Operational Procedures (SOPs)

This document outlines the Standard Operating Procedures for routine L1 administrative tasks within the OpenShift Container Platform. Adherence to these workflows ensures security compliance and operational stability.


1. User Management & Access Control

L1 engineers are responsible for verifying access and managing basic permissions.

Common Tasks

  • Verify Current Permissions: Check what actions a specific user can perform within a given namespace to troubleshoot "Permission Denied" errors.
oc adm policy who-can <verb> <resource> -n <namespace>

# Example: Check who can delete pods in the production namespace
oc adm policy who-can delete pods -n production

Check Group Membership: Identify which groups a user belongs to, as permissions are often inherited via groups.

oc get groups | grep <username>

Escalation Policy

Escalation Required: If a user requires a new ClusterRoleBinding (cluster-wide permissions) or needs integration with a new LDAP/Identity Provider, escalate the request to the L2 IAM Team.

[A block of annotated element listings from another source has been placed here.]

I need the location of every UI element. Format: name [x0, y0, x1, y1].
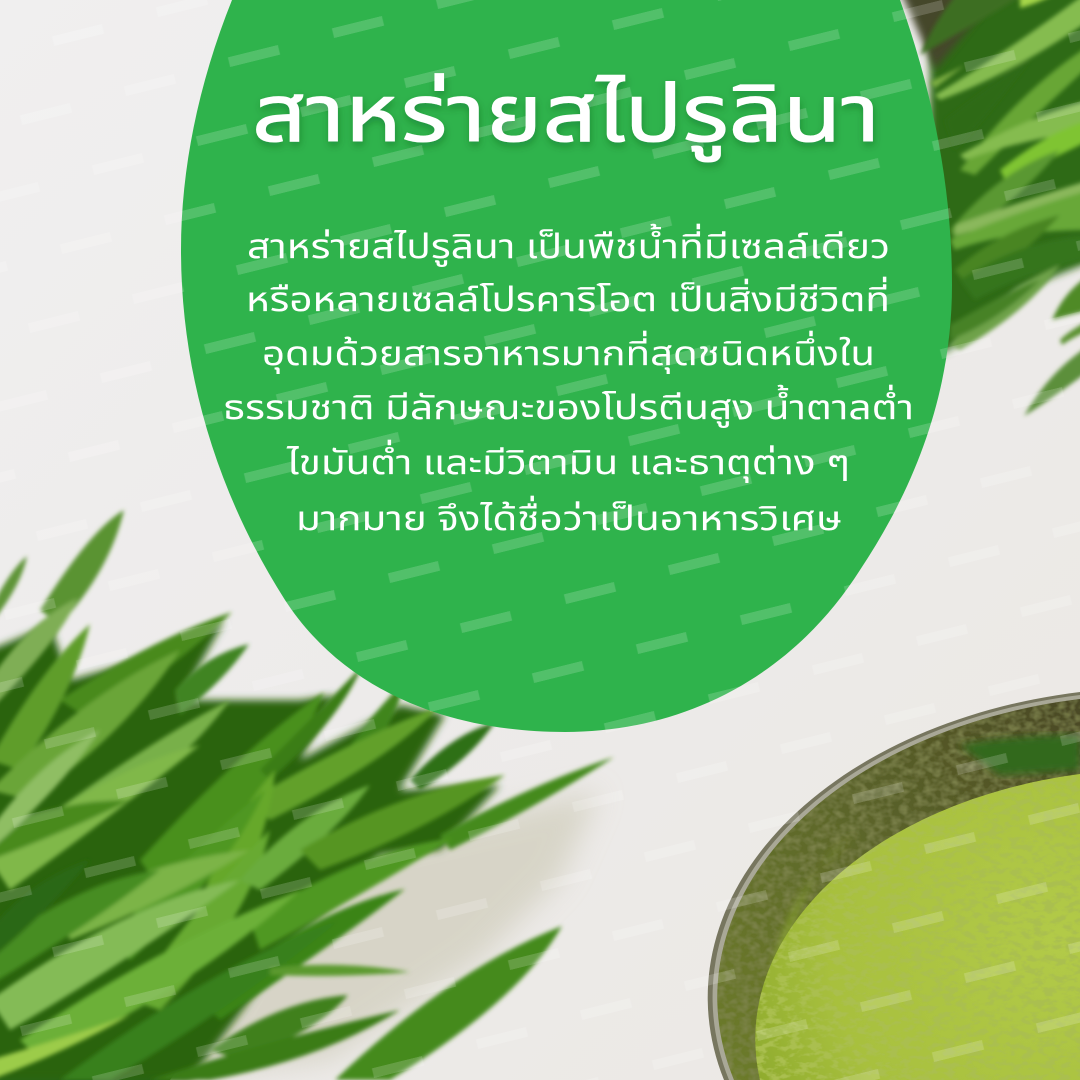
title: สาหร่ายสไปรูลินา — [252, 56, 880, 177]
body text — [223, 223, 914, 546]
body text: ธรรมชาติ มีลักษณะของโปรตีนสูง น้ำตาลต่ำ — [223, 384, 914, 435]
rim highlight — [713, 695, 1080, 1080]
body text: อุดมด้วยสารอาหารมากที่สุดชนิดหนึ่งใน — [262, 330, 875, 381]
green oval panel — [181, 0, 952, 732]
body text: สาหร่ายสไปรูลินา เป็นพืชน้ำที่มีเซลล์เดียว — [247, 223, 890, 274]
body text: หรือหลายเซลล์โปรคาริโอต เป็นสิ่งมีชีวิตที่ — [246, 276, 890, 327]
photo: wheatgrass bottom left — [0, 510, 614, 1080]
powder surface — [755, 774, 1080, 1080]
body text: ไขมันต่ำ และมีวิตามิน และธาตุต่าง ๆ — [286, 439, 850, 490]
leaf shadow on table — [180, 790, 600, 1078]
bowl outer rim — [708, 692, 1080, 1080]
bowl inner wall — [717, 699, 1080, 1080]
body text: มากมาย จึงได้ชื่อว่าเป็นอาหารวิเศษ — [296, 495, 842, 546]
photo: bowl of green powder — [708, 692, 1080, 1080]
photo: wheatgrass top right — [900, 0, 1080, 416]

2. Secret and ConfigMap Management

Procedures for managing application configurations and sensitive data. Proper handling is critical to ensure application security and uptime.

Secret Rotation (Manual)

When a password or API key needs to be updated, follow these steps to ensure a safe transition.

  1. Back up the existing secret: Always create a local backup before making manual changes.

    oc get secret <secret_name> -n <namespace> -o yaml > secret_backup.yaml
    
  2. Update the data: Encode the new value in base64 and apply the patch to the secret.

    # Generate the base64 string
    echo -n 'new_password' | base64
    
    # Patch the existing secret with the new value
    oc patch secret <secret_name> -p='{"data":{"password":"<base64_value>"}}'
    
  3. Trigger App Refresh: Environment variables sourced from secrets are not automatically injected into running processes. You must restart the deployment to pick up the changes.

    oc rollout restart deployment/<deployment_name> -n <namespace>
    

3. Certificate Monitoring

Monitoring the validity of internal and external certificates is vital to prevent service outages, "Invalid Certificate" browser warnings, and broken internal API communications.

Checking Expiration

  • Check Cluster Operator Certificates: Monitor the status of certificates managed by the cluster configuration.
oc get secrets -n openshift-config-managed | grep certificates
  • Verify Route Expiry: For external-facing HTTPS routes, manually verify the expiration date of the provided certificate.
    oc get route <route_name> -n <namespace> -o jsonpath='{.spec.tls.certificate}' | openssl x509 -enddate -noout
    

Resolution

  • Automatic Rotation: If a Service CA certificate (internal) is approaching expiration, OpenShift is designed to rotate it automatically.
  • Failure Protocol: If the automatic rotation fails, or if a manual Route certificate has expired, do not attempt to delete the certificate. Escalate the ticket immediately to the L2 Infrastructure Team.

4. Escalation Matrix

When L1 troubleshooting steps (such as log analysis, resource checks, or Cordon/Drain procedures) do not resolve the incident, follow this matrix to transition the ticket to the appropriate team.

Support Tiers

Level Role Trigger Criteria
L1 Support Analyst Initial triage, log gathering, pod restarts, and basic storage/network connectivity checks.
L2 Cluster Admin Persistent node failures, SDN/Networking issues, or backend storage errors.
L3 SRE / Architect Cluster-wide performance degradation, API Server instability, or Etcd database corruption.
Vendor Red Hat Support Confirmed product bugs, core OpenShift platform failure, or as directed by L3.